No passado dia 9 de maio, fui até ao Parque das Nações para conhecer a exposição de Mário Vela, na Plantome. E a verdade é que saí de lá com a sensação rara de ter descoberto muito mais do que uma exposição...
Descobri um espaço vivo. Um lugar onde as plantas convivem naturalmente com a arte, onde cada recanto parece pensado ao detalhe e onde existe uma atmosfera difícil de explicar, mas muito agradável de sentir. E, acima de tudo, tive finalmente a oportunidade de conhecer o Mário em “carne e osso”.
Há amizades e afinidades que começam antes do primeiro encontro presencial. A arte tem muito disso. Aproxima pessoas sem precisar de apresentações formais. E, talvez por isso, este encontro tenha sabido tão bem.
Quem é Mário Vela?
Para quem ainda não conhece o trabalho de Mário Vela, vale a pena parar um pouco e descobrir o universo muito próprio deste artista espanhol, natural de Toledo, nascido em 1969, tal como eu, com um percurso já consolidado entre pintura, escultura, desenho e até vídeo. Licenciado em Belas Artes pela Universidade Complutense de Madrid, soma mais de trinta exposições individuais entre Espanha e Portugal, além de participações em feiras de arte como a ARCO, Estampa ou a Feira de Arte Contemporânea de Lisboa.
Mas mais do que o seu currículo, aquilo que verdadeiramente me toca na obra dele é a identidade tão humana das personagens que pinta. Os rostos criados por Mário Vela são imediatamente reconhecíveis. Os olhos enormes, intensos e profundamente expressivos acabam por dizer quase tudo. Há emoção, fragilidade, ironia, melancolia e ternura em cada olhar. E depois, existe aquele detalhe que já se tornou assinatura da sua linguagem visual: os rostos que pinta nunca possuem nariz. Curiosamente, essa ausência não cria distância, pelo contrário. Faz-nos concentrar ainda mais na expressão emocional das personagens que ele cria. As cores fortes, os contrastes e os traços aparentemente simples escondem uma profundidade emocional muito grande. A meu ver, a arte dele não procura perfeição, procura verdade.
Mário Vela na Plantome
A exposição “Mário Vela x Plantome”, patente até 31 de julho, revela precisamente essa fusão entre figuração e mundo vegetal, criando uma relação muito orgânica entre as obras e o próprio espaço da Plantome. E talvez tenha sido isso que mais me conquistou naquela tarde de sábado. As plantas deixam de ser apenas pano de fundo e passam a fazer parte da narrativa artística, quase como personagens silenciosas dentro de cada composição.

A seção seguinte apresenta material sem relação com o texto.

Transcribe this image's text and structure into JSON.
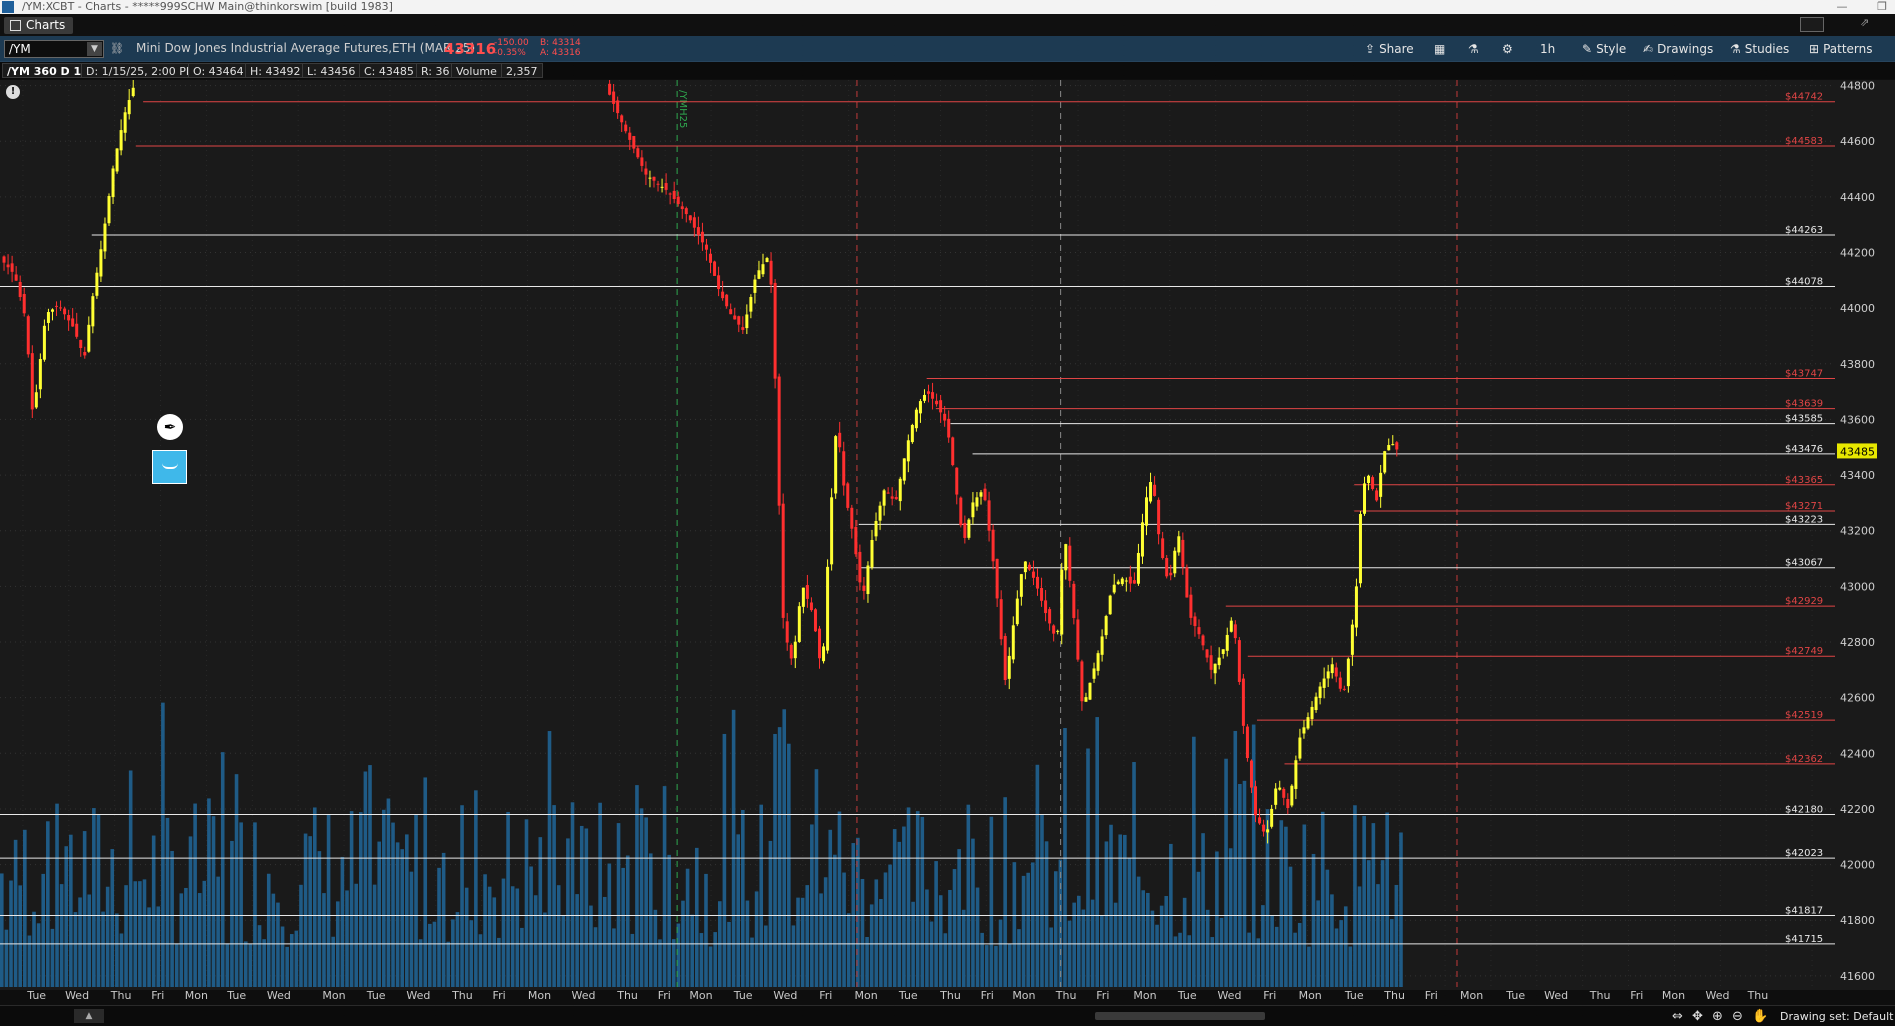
{
  "window": {
    "title": "/YM:XCBT - Charts - *****999SCHW Main@thinkorswim [build 1983]"
  },
  "tabs": [
    {
      "label": "Charts"
    }
  ],
  "toolbar": {
    "symbol": "/YM",
    "instrument_name": "Mini Dow Jones Industrial Average Futures,ETH (MAR 25)",
    "last_price": "43316",
    "net_change": "-150.00",
    "net_change_pct": "-0.35%",
    "bid": "B: 43314",
    "ask": "A: 43316",
    "buttons": [
      {
        "label": "Share",
        "icon": "share-icon"
      },
      {
        "label": "",
        "icon": "grid-icon"
      },
      {
        "label": "",
        "icon": "flask-icon"
      },
      {
        "label": "",
        "icon": "gear-icon"
      },
      {
        "label": "1h",
        "icon": ""
      },
      {
        "label": "Style",
        "icon": "style-icon"
      },
      {
        "label": "Drawings",
        "icon": "drawings-icon"
      },
      {
        "label": "Studies",
        "icon": "studies-icon"
      },
      {
        "label": "Patterns",
        "icon": "patterns-icon"
      }
    ]
  },
  "chart_header": {
    "symbol_period": "/YM 360 D 1h",
    "date": "D: 1/15/25, 2:00 PM",
    "open": "O: 43464",
    "high": "H: 43492",
    "low": "L: 43456",
    "close": "C: 43485",
    "range": "R: 36",
    "volume_label": "Volume",
    "volume_value": "2,357"
  },
  "chart_data": {
    "type": "candlestick",
    "y_range": [
      41560,
      44820
    ],
    "y_ticks": [
      44800,
      44600,
      44400,
      44200,
      44000,
      43800,
      43600,
      43400,
      43200,
      43000,
      42800,
      42600,
      42400,
      42200,
      42000,
      41800,
      41600
    ],
    "current_price_tag": "43485",
    "price_levels": [
      {
        "label": "$44742",
        "value": 44742,
        "color": "#e04545",
        "start": 0.078
      },
      {
        "label": "$44583",
        "value": 44583,
        "color": "#e04545",
        "start": 0.074
      },
      {
        "label": "$44263",
        "value": 44263,
        "color": "#e8e8e8",
        "start": 0.05
      },
      {
        "label": "$44078",
        "value": 44078,
        "color": "#e8e8e8",
        "start": 0.0
      },
      {
        "label": "$43747",
        "value": 43747,
        "color": "#e04545",
        "start": 0.505
      },
      {
        "label": "$43639",
        "value": 43639,
        "color": "#e04545",
        "start": 0.51
      },
      {
        "label": "$43585",
        "value": 43585,
        "color": "#e8e8e8",
        "start": 0.518
      },
      {
        "label": "$43476",
        "value": 43476,
        "color": "#e8e8e8",
        "start": 0.53
      },
      {
        "label": "$43365",
        "value": 43365,
        "color": "#e04545",
        "start": 0.738
      },
      {
        "label": "$43271",
        "value": 43271,
        "color": "#e04545",
        "start": 0.738
      },
      {
        "label": "$43223",
        "value": 43223,
        "color": "#e8e8e8",
        "start": 0.468
      },
      {
        "label": "$43067",
        "value": 43067,
        "color": "#e8e8e8",
        "start": 0.468
      },
      {
        "label": "$42929",
        "value": 42929,
        "color": "#e04545",
        "start": 0.668
      },
      {
        "label": "$42749",
        "value": 42749,
        "color": "#e04545",
        "start": 0.68
      },
      {
        "label": "$42519",
        "value": 42519,
        "color": "#e04545",
        "start": 0.685
      },
      {
        "label": "$42362",
        "value": 42362,
        "color": "#e04545",
        "start": 0.7
      },
      {
        "label": "$42180",
        "value": 42180,
        "color": "#e8e8e8",
        "start": 0.0
      },
      {
        "label": "$42023",
        "value": 42023,
        "color": "#e8e8e8",
        "start": 0.0
      },
      {
        "label": "$41817",
        "value": 41817,
        "color": "#e8e8e8",
        "start": 0.0
      },
      {
        "label": "$41715",
        "value": 41715,
        "color": "#e8e8e8",
        "start": 0.0
      }
    ],
    "vertical_markers": [
      {
        "pos": 0.369,
        "color": "#2fa84f",
        "label": "/YMH25"
      },
      {
        "pos": 0.467,
        "color": "#c03a3a",
        "label": ""
      },
      {
        "pos": 0.578,
        "color": "#8a8a8a",
        "label": ""
      },
      {
        "pos": 0.794,
        "color": "#c03a3a",
        "label": ""
      }
    ],
    "price_path": [
      [
        0.0,
        44180
      ],
      [
        0.008,
        44120
      ],
      [
        0.014,
        43960
      ],
      [
        0.018,
        43600
      ],
      [
        0.025,
        43980
      ],
      [
        0.032,
        44010
      ],
      [
        0.04,
        43930
      ],
      [
        0.046,
        43820
      ],
      [
        0.05,
        44020
      ],
      [
        0.056,
        44250
      ],
      [
        0.062,
        44520
      ],
      [
        0.068,
        44700
      ],
      [
        0.074,
        44820
      ],
      [
        0.33,
        44800
      ],
      [
        0.34,
        44650
      ],
      [
        0.352,
        44480
      ],
      [
        0.364,
        44420
      ],
      [
        0.375,
        44330
      ],
      [
        0.385,
        44210
      ],
      [
        0.392,
        44060
      ],
      [
        0.398,
        43980
      ],
      [
        0.405,
        43920
      ],
      [
        0.412,
        44120
      ],
      [
        0.418,
        44180
      ],
      [
        0.421,
        44050
      ],
      [
        0.424,
        43400
      ],
      [
        0.427,
        42850
      ],
      [
        0.432,
        42720
      ],
      [
        0.437,
        43010
      ],
      [
        0.443,
        42900
      ],
      [
        0.448,
        42680
      ],
      [
        0.452,
        43200
      ],
      [
        0.456,
        43600
      ],
      [
        0.46,
        43350
      ],
      [
        0.465,
        43180
      ],
      [
        0.47,
        42950
      ],
      [
        0.476,
        43200
      ],
      [
        0.482,
        43350
      ],
      [
        0.488,
        43300
      ],
      [
        0.494,
        43500
      ],
      [
        0.5,
        43650
      ],
      [
        0.505,
        43700
      ],
      [
        0.51,
        43660
      ],
      [
        0.516,
        43580
      ],
      [
        0.52,
        43400
      ],
      [
        0.525,
        43150
      ],
      [
        0.53,
        43300
      ],
      [
        0.536,
        43350
      ],
      [
        0.542,
        43050
      ],
      [
        0.548,
        42650
      ],
      [
        0.553,
        42900
      ],
      [
        0.558,
        43100
      ],
      [
        0.564,
        43020
      ],
      [
        0.57,
        42900
      ],
      [
        0.576,
        42800
      ],
      [
        0.58,
        43200
      ],
      [
        0.585,
        42900
      ],
      [
        0.59,
        42560
      ],
      [
        0.596,
        42700
      ],
      [
        0.6,
        42800
      ],
      [
        0.606,
        43000
      ],
      [
        0.612,
        43030
      ],
      [
        0.618,
        43000
      ],
      [
        0.624,
        43300
      ],
      [
        0.628,
        43400
      ],
      [
        0.632,
        43150
      ],
      [
        0.637,
        43000
      ],
      [
        0.642,
        43200
      ],
      [
        0.648,
        42900
      ],
      [
        0.654,
        42820
      ],
      [
        0.66,
        42700
      ],
      [
        0.666,
        42760
      ],
      [
        0.672,
        42900
      ],
      [
        0.678,
        42470
      ],
      [
        0.684,
        42180
      ],
      [
        0.69,
        42100
      ],
      [
        0.696,
        42300
      ],
      [
        0.702,
        42200
      ],
      [
        0.708,
        42450
      ],
      [
        0.714,
        42550
      ],
      [
        0.72,
        42650
      ],
      [
        0.726,
        42720
      ],
      [
        0.732,
        42600
      ],
      [
        0.736,
        42800
      ],
      [
        0.74,
        43050
      ],
      [
        0.742,
        43350
      ],
      [
        0.746,
        43400
      ],
      [
        0.75,
        43300
      ],
      [
        0.754,
        43480
      ],
      [
        0.758,
        43520
      ],
      [
        0.762,
        43485
      ]
    ],
    "volume_max": 1.0,
    "time_labels": [
      {
        "pos": 0.02,
        "label": "Tue"
      },
      {
        "pos": 0.042,
        "label": "Wed"
      },
      {
        "pos": 0.066,
        "label": "Thu"
      },
      {
        "pos": 0.086,
        "label": "Fri"
      },
      {
        "pos": 0.107,
        "label": "Mon"
      },
      {
        "pos": 0.129,
        "label": "Tue"
      },
      {
        "pos": 0.152,
        "label": "Wed"
      },
      {
        "pos": 0.182,
        "label": "Mon"
      },
      {
        "pos": 0.205,
        "label": "Tue"
      },
      {
        "pos": 0.228,
        "label": "Wed"
      },
      {
        "pos": 0.252,
        "label": "Thu"
      },
      {
        "pos": 0.272,
        "label": "Fri"
      },
      {
        "pos": 0.294,
        "label": "Mon"
      },
      {
        "pos": 0.318,
        "label": "Wed"
      },
      {
        "pos": 0.342,
        "label": "Thu"
      },
      {
        "pos": 0.362,
        "label": "Fri"
      },
      {
        "pos": 0.382,
        "label": "Mon"
      },
      {
        "pos": 0.405,
        "label": "Tue"
      },
      {
        "pos": 0.428,
        "label": "Wed"
      },
      {
        "pos": 0.45,
        "label": "Fri"
      },
      {
        "pos": 0.472,
        "label": "Mon"
      },
      {
        "pos": 0.495,
        "label": "Tue"
      },
      {
        "pos": 0.518,
        "label": "Thu"
      },
      {
        "pos": 0.538,
        "label": "Fri"
      },
      {
        "pos": 0.558,
        "label": "Mon"
      },
      {
        "pos": 0.581,
        "label": "Thu"
      },
      {
        "pos": 0.601,
        "label": "Fri"
      },
      {
        "pos": 0.624,
        "label": "Mon"
      },
      {
        "pos": 0.647,
        "label": "Tue"
      },
      {
        "pos": 0.67,
        "label": "Wed"
      },
      {
        "pos": 0.692,
        "label": "Fri"
      },
      {
        "pos": 0.714,
        "label": "Mon"
      },
      {
        "pos": 0.738,
        "label": "Tue"
      },
      {
        "pos": 0.76,
        "label": "Thu"
      },
      {
        "pos": 0.78,
        "label": "Fri"
      },
      {
        "pos": 0.802,
        "label": "Mon"
      },
      {
        "pos": 0.826,
        "label": "Tue"
      },
      {
        "pos": 0.848,
        "label": "Wed"
      },
      {
        "pos": 0.872,
        "label": "Thu"
      },
      {
        "pos": 0.892,
        "label": "Fri"
      },
      {
        "pos": 0.912,
        "label": "Mon"
      },
      {
        "pos": 0.936,
        "label": "Wed"
      },
      {
        "pos": 0.958,
        "label": "Thu"
      }
    ]
  },
  "status": {
    "drawing_set": "Drawing set: Default"
  }
}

Existe poesia naquele encontro entre natureza e pintura. Existe serenidade, existe humanidade. Talvez seja precisamente isso que torna esta exposição tão especial. Vale a pena ir pela arte de Mário Vela, sem dúvida, mas vale também a pena perder algum tempo a descobrir a própria Plantome, um espaço diferente em Lisboa, pensado para quem gosta de plantas, decoração e ambientes criativos.